FIFO Buffer Depth Optimization

With the io_stream IO type, each layer is connected with the subsequent layer through first-in first-out (FIFO) buffers. The implementation of the FIFO buffers contribute to the overall resource utilization of the design, impacting in particular the BRAM or LUT utilization. Because the neural networks can have complex architectures generally, it is hard to know a priori the correct depth of each FIFO buffer. By default hls4ml choses the most conservative possible depth for each FIFO buffer, which can result in a an unnecessary overutilization of resources.

In order to reduce the impact on the resources used for FIFO buffer implementation, an optimization has been developed in #509 that correctly sizes the depth of the FIFO buffers by analyzing the RTL cosimulation. We implemented this FIFO buffer resizing as a fifo_depth_optimization optimizer pass. Through RTL simulation with large FIFO buffers (by default set to a depth of 100,000), we estimate the maximum occupation of each FIFO. Once the maximum depth is determined, the optimizer pass sets the FIFO buffer depth to that value plus 1.

As an example, we show below how to use the optimizer pass, inspired by this GitHub Gist. First, we can define a simple neural network in Keras

from tensorflow.keras.layers import Dense
from tensorflow.keras.models import Sequential

model = Sequential()
model.add(Dense(64, input_shape=(16,), name='fc1', activation='relu')
model.add(Dense(32, name='fc2', activation='relu'))
model.add(Dense(32, name='fc3', activation='relu'))
model.add(Dense(5, name='fc3', activation='softmax'))

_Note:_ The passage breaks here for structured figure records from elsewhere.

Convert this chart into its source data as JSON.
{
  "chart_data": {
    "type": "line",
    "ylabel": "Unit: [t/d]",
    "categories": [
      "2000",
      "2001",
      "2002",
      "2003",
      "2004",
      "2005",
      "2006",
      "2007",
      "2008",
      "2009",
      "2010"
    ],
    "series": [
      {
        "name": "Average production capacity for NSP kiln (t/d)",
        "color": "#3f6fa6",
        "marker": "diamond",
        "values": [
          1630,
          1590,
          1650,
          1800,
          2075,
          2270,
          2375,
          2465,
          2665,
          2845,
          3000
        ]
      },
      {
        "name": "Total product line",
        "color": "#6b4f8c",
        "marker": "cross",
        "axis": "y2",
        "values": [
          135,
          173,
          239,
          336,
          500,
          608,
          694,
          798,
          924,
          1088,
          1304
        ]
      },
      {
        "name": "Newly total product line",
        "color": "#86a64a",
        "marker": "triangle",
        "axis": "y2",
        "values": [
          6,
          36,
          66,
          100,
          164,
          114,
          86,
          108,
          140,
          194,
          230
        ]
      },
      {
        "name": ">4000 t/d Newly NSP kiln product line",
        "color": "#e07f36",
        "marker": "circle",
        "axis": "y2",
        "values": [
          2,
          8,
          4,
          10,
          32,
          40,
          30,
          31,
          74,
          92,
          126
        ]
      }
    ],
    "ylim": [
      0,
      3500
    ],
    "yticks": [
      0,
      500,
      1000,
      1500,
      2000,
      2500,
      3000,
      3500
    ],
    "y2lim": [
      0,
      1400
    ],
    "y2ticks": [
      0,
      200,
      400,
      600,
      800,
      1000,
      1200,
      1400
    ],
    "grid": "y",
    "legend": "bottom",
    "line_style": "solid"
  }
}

Then, we can convert the model, including the flow

import hls4ml

config = hls4ml.utils.config_from_keras_model(model, granularity='model')
config['Flows'] = ['vivado:fifo_depth_optimization']

hls_model = hls4ml.converters.convert_from_keras_model(model,
                                                       backend='Vivado'), csim=True, synth=True, cosim=True)

For more details and results, see H. Borras et al., “Open-source FPGA-ML codesign for the MLPerf Tiny Benchmark” (2022).